Located in the heart of wealthy Fairfield County, Norwalk has set these recovery goals: find uses for closed factories, invigorate the faded downtown, revive an impoverished neighborhood, and become a peer to such plush neighboring cities as Stamford.
To Norwalk, an aging city of 64,000 people, the urban-jobs and enterprise-zone program promises a step toward economic independence.
While Washington legislators debate over a federal enterprise zone law to revive the nation's creaking urban economies, Norwalk is setting up a home-grown program.
''We plan to keep a step ahead of the competition and have our job-zone plans in hand when the federal government finally makes its move,'' says Michael W. Lyons, chairman of the Norwalk Common Council Planning Committee, which oversees the city's enterprise-zone effort.
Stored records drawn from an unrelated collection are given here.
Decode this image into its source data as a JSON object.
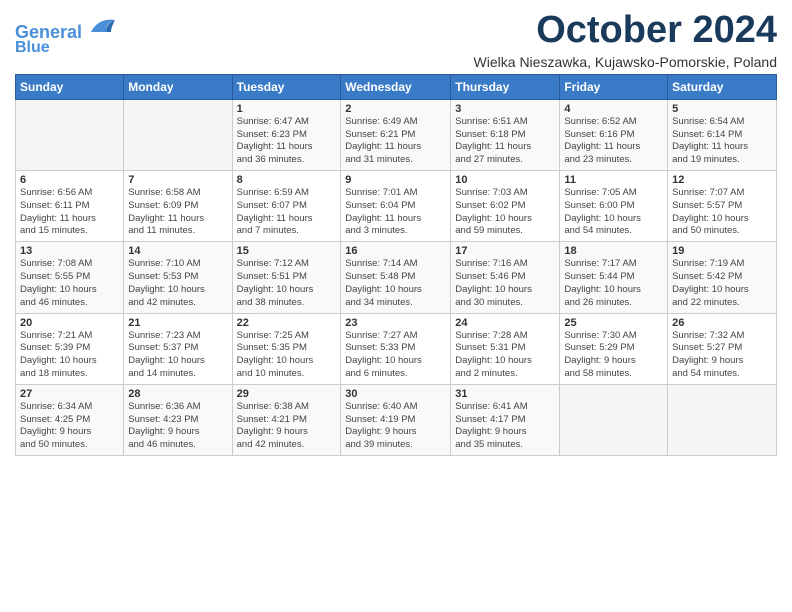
{
  "header": {
    "logo_line1": "General",
    "logo_line2": "Blue",
    "month_title": "October 2024",
    "subtitle": "Wielka Nieszawka, Kujawsko-Pomorskie, Poland"
  },
  "weekdays": [
    "Sunday",
    "Monday",
    "Tuesday",
    "Wednesday",
    "Thursday",
    "Friday",
    "Saturday"
  ],
  "weeks": [
    [
      {
        "day": "",
        "info": ""
      },
      {
        "day": "",
        "info": ""
      },
      {
        "day": "1",
        "info": "Sunrise: 6:47 AM\nSunset: 6:23 PM\nDaylight: 11 hours\nand 36 minutes."
      },
      {
        "day": "2",
        "info": "Sunrise: 6:49 AM\nSunset: 6:21 PM\nDaylight: 11 hours\nand 31 minutes."
      },
      {
        "day": "3",
        "info": "Sunrise: 6:51 AM\nSunset: 6:18 PM\nDaylight: 11 hours\nand 27 minutes."
      },
      {
        "day": "4",
        "info": "Sunrise: 6:52 AM\nSunset: 6:16 PM\nDaylight: 11 hours\nand 23 minutes."
      },
      {
        "day": "5",
        "info": "Sunrise: 6:54 AM\nSunset: 6:14 PM\nDaylight: 11 hours\nand 19 minutes."
      }
    ],
    [
      {
        "day": "6",
        "info": "Sunrise: 6:56 AM\nSunset: 6:11 PM\nDaylight: 11 hours\nand 15 minutes."
      },
      {
        "day": "7",
        "info": "Sunrise: 6:58 AM\nSunset: 6:09 PM\nDaylight: 11 hours\nand 11 minutes."
      },
      {
        "day": "8",
        "info": "Sunrise: 6:59 AM\nSunset: 6:07 PM\nDaylight: 11 hours\nand 7 minutes."
      },
      {
        "day": "9",
        "info": "Sunrise: 7:01 AM\nSunset: 6:04 PM\nDaylight: 11 hours\nand 3 minutes."
      },
      {
        "day": "10",
        "info": "Sunrise: 7:03 AM\nSunset: 6:02 PM\nDaylight: 10 hours\nand 59 minutes."
      },
      {
        "day": "11",
        "info": "Sunrise: 7:05 AM\nSunset: 6:00 PM\nDaylight: 10 hours\nand 54 minutes."
      },
      {
        "day": "12",
        "info": "Sunrise: 7:07 AM\nSunset: 5:57 PM\nDaylight: 10 hours\nand 50 minutes."
      }
    ],
    [
      {
        "day": "13",
        "info": "Sunrise: 7:08 AM\nSunset: 5:55 PM\nDaylight: 10 hours\nand 46 minutes."
      },
      {
        "day": "14",
        "info": "Sunrise: 7:10 AM\nSunset: 5:53 PM\nDaylight: 10 hours\nand 42 minutes."
      },
      {
        "day": "15",
        "info": "Sunrise: 7:12 AM\nSunset: 5:51 PM\nDaylight: 10 hours\nand 38 minutes."
      },
      {
        "day": "16",
        "info": "Sunrise: 7:14 AM\nSunset: 5:48 PM\nDaylight: 10 hours\nand 34 minutes."
      },
      {
        "day": "17",
        "info": "Sunrise: 7:16 AM\nSunset: 5:46 PM\nDaylight: 10 hours\nand 30 minutes."
      },
      {
        "day": "18",
        "info": "Sunrise: 7:17 AM\nSunset: 5:44 PM\nDaylight: 10 hours\nand 26 minutes."
      },
      {
        "day": "19",
        "info": "Sunrise: 7:19 AM\nSunset: 5:42 PM\nDaylight: 10 hours\nand 22 minutes."
      }
    ],
    [
      {
        "day": "20",
        "info": "Sunrise: 7:21 AM\nSunset: 5:39 PM\nDaylight: 10 hours\nand 18 minutes."
      },
      {
        "day": "21",
        "info": "Sunrise: 7:23 AM\nSunset: 5:37 PM\nDaylight: 10 hours\nand 14 minutes."
      },
      {
        "day": "22",
        "info": "Sunrise: 7:25 AM\nSunset: 5:35 PM\nDaylight: 10 hours\nand 10 minutes."
      },
      {
        "day": "23",
        "info": "Sunrise: 7:27 AM\nSunset: 5:33 PM\nDaylight: 10 hours\nand 6 minutes."
      },
      {
        "day": "24",
        "info": "Sunrise: 7:28 AM\nSunset: 5:31 PM\nDaylight: 10 hours\nand 2 minutes."
      },
      {
        "day": "25",
        "info": "Sunrise: 7:30 AM\nSunset: 5:29 PM\nDaylight: 9 hours\nand 58 minutes."
      },
      {
        "day": "26",
        "info": "Sunrise: 7:32 AM\nSunset: 5:27 PM\nDaylight: 9 hours\nand 54 minutes."
      }
    ],
    [
      {
        "day": "27",
        "info": "Sunrise: 6:34 AM\nSunset: 4:25 PM\nDaylight: 9 hours\nand 50 minutes."
      },
      {
        "day": "28",
        "info": "Sunrise: 6:36 AM\nSunset: 4:23 PM\nDaylight: 9 hours\nand 46 minutes."
      },
      {
        "day": "29",
        "info": "Sunrise: 6:38 AM\nSunset: 4:21 PM\nDaylight: 9 hours\nand 42 minutes."
      },
      {
        "day": "30",
        "info": "Sunrise: 6:40 AM\nSunset: 4:19 PM\nDaylight: 9 hours\nand 39 minutes."
      },
      {
        "day": "31",
        "info": "Sunrise: 6:41 AM\nSunset: 4:17 PM\nDaylight: 9 hours\nand 35 minutes."
      },
      {
        "day": "",
        "info": ""
      },
      {
        "day": "",
        "info": ""
      }
    ]
  ]
}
''Norwalk deserves national recognition for the innovative and comprehensive nature of its enterprise-zone preparations,'' says Mark Frazier, executive director of the Washington-based Sabre Foundation, established to study government activities and urban problems.
Calling the enterprise zone ''an idea whose time has come,'' Lawrence D. Pratt, president of the American Society of Local Officials, says, ''Norwalk is among a group of cities throughout the nation proving that cities can do - and succeed - without federal involvement.''
Norwalk bases its zone program on a four-tiered effort:
* Tax relief. This includes a package of local tax incentives, required by state legislation, with emphasis on a fixed assessment of enterprise-zone properties - two years with no increase regardless of improvements and five years of assessments of improvements well below their market values. Developers of low-cost and moderate-cost housing will be included in this package.
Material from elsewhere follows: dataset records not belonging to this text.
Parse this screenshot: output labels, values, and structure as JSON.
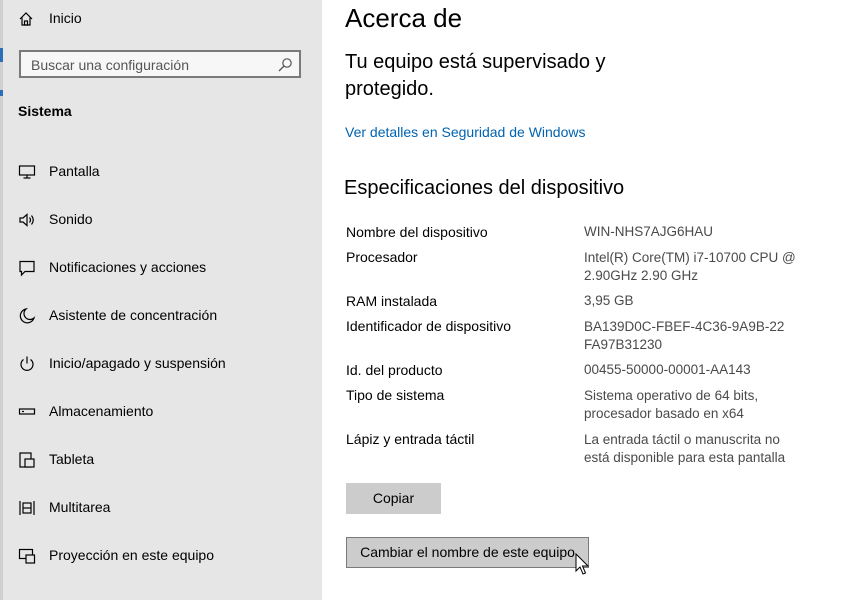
{
  "sidebar": {
    "home_label": "Inicio",
    "search_placeholder": "Buscar una configuración",
    "section_title": "Sistema",
    "items": [
      {
        "label": "Pantalla",
        "icon": "monitor-icon"
      },
      {
        "label": "Sonido",
        "icon": "speaker-icon"
      },
      {
        "label": "Notificaciones y acciones",
        "icon": "notification-icon"
      },
      {
        "label": "Asistente de concentración",
        "icon": "moon-icon"
      },
      {
        "label": "Inicio/apagado y suspensión",
        "icon": "power-icon"
      },
      {
        "label": "Almacenamiento",
        "icon": "storage-icon"
      },
      {
        "label": "Tableta",
        "icon": "tablet-icon"
      },
      {
        "label": "Multitarea",
        "icon": "multitask-icon"
      },
      {
        "label": "Proyección en este equipo",
        "icon": "projection-icon"
      }
    ]
  },
  "main": {
    "title": "Acerca de",
    "status": "Tu equipo está supervisado y protegido.",
    "security_link": "Ver detalles en Seguridad de Windows",
    "specs_title": "Especificaciones del dispositivo",
    "specs": [
      {
        "label": "Nombre del dispositivo",
        "value": "WIN-NHS7AJG6HAU"
      },
      {
        "label": "Procesador",
        "value": "Intel(R) Core(TM) i7-10700 CPU @ 2.90GHz   2.90 GHz"
      },
      {
        "label": "RAM instalada",
        "value": "3,95 GB"
      },
      {
        "label": "Identificador de dispositivo",
        "value": "BA139D0C-FBEF-4C36-9A9B-22FA97B31230"
      },
      {
        "label": "Id. del producto",
        "value": "00455-50000-00001-AA143"
      },
      {
        "label": "Tipo de sistema",
        "value": "Sistema operativo de 64 bits, procesador basado en x64"
      },
      {
        "label": "Lápiz y entrada táctil",
        "value": "La entrada táctil o manuscrita no está disponible para esta pantalla"
      }
    ],
    "copy_button": "Copiar",
    "rename_button": "Cambiar el nombre de este equipo"
  },
  "colors": {
    "sidebar_bg": "#e6e6e6",
    "link": "#0063b1",
    "button_bg": "#cccccc"
  }
}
* Neighborhood initiatives. Community ''block watches'' are designed to reduce crime, thus increasing the willingness of businesses to operate in the zone area. Community groups may benefit from voluntary crime-watch and cleanup activities through a share in money earned from city-leased properties. In the long run they may become community-run businesses in security and such services as garbage collection, thus developing new jobs.
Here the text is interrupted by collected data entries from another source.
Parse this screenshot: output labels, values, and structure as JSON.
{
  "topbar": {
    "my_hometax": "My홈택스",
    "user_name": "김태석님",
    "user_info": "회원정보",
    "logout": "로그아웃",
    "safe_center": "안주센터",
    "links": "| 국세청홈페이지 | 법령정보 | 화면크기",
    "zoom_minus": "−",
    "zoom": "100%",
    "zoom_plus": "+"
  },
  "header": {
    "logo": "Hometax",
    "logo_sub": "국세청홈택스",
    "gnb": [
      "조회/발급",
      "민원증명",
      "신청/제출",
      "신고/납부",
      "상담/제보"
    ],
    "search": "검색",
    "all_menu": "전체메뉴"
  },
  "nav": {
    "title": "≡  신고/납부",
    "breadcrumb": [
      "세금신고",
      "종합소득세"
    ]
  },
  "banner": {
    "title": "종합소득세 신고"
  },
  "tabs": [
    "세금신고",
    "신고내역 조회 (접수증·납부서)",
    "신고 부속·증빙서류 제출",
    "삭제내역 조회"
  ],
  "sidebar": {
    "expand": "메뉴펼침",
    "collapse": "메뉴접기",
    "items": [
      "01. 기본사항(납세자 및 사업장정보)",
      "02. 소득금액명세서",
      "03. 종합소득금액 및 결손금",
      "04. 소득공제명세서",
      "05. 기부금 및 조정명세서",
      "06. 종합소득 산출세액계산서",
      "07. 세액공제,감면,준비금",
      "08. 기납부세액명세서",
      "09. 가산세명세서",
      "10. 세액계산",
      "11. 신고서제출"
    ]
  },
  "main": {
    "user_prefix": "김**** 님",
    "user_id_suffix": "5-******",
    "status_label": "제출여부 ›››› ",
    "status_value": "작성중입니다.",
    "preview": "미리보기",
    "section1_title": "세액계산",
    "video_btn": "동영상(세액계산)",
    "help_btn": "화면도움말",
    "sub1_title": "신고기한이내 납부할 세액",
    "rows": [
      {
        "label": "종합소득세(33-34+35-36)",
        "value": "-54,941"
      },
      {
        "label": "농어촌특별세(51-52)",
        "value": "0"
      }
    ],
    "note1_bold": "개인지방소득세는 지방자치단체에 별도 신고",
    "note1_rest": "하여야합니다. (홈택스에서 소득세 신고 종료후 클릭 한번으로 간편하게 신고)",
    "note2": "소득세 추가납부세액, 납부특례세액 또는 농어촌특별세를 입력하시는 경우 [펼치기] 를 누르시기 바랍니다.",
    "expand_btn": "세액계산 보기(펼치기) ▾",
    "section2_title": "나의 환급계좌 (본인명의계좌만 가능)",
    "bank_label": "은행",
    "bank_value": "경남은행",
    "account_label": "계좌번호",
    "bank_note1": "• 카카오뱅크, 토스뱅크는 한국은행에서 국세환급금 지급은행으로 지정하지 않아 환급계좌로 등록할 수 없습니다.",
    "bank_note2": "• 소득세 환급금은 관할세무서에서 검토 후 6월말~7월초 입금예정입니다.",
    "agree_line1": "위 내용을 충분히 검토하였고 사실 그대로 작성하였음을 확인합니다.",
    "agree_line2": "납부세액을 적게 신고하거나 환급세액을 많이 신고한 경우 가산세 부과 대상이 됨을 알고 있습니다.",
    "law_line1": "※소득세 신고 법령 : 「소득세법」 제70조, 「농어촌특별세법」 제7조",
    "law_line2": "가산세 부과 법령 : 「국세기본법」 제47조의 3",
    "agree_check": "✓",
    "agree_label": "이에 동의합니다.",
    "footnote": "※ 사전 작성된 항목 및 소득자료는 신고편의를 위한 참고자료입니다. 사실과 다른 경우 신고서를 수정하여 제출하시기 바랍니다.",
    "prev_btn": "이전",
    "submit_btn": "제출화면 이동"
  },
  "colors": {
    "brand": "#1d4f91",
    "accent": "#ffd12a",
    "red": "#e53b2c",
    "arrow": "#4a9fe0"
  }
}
* Public-service improvements. This includes not only job-training programs but initiatives such as ''adopt a park'' projects for community groups. These efforts can create jobs for youth and help the hard-core unemployed meet the needs of local industry. Community groups, such as Norwalk Economic Opportunity Now, have developed a program to supply such workers to local employers.
* Deregulation, or streamlining of red tape. Plans call for revision of zoning constraints; speed-up of permit approval for developers; simplification of inspections for meeting fire, health, and building-code requirements; and improvement of the city's services (water, sewer, streets, drainage) in the zone area.
The first move forward for Norwalk was its designation as one of Connecticut's six enterprise zones. Connecticut was the first of 14 states to pass an enterprise-zone law.
Not all urban leaders are enthusiastic about enterprise zones. This is a concept with ''a little bit of merit, but it is certainly not a solution to the problems affecting our cities,'' says Mayor William H. Hudnut III of Indianapolis, past president of the National League of Cities.
Calling the enterprise zone a ''misguided notion of what the center city needs,'' urban planner and developer James W. Rouse says: ''You don't buy business to do something it doesn't want to do. . . . We don't need enterprise zones; we need enterprise.''
However, Norwalk is already benefiting from the state enterprise-zone law, according to Mr. Lyons, who oversees the city's enterprise-zone plans. ,
''Swank, located in our zone area, has decided to stay in Norwalk and expand operations here because of our tax and other incentives,'' he says. ''And our zone will improve with the passage of federal legislation which proposes more incentives than our state does.''
Mr. Lyons says Swank, which manufactures men's accessories, bought the building and land that it previously leased and decided to hire 100 more people. ''They (Swank officials) had planned to relocate to another city,'' he says.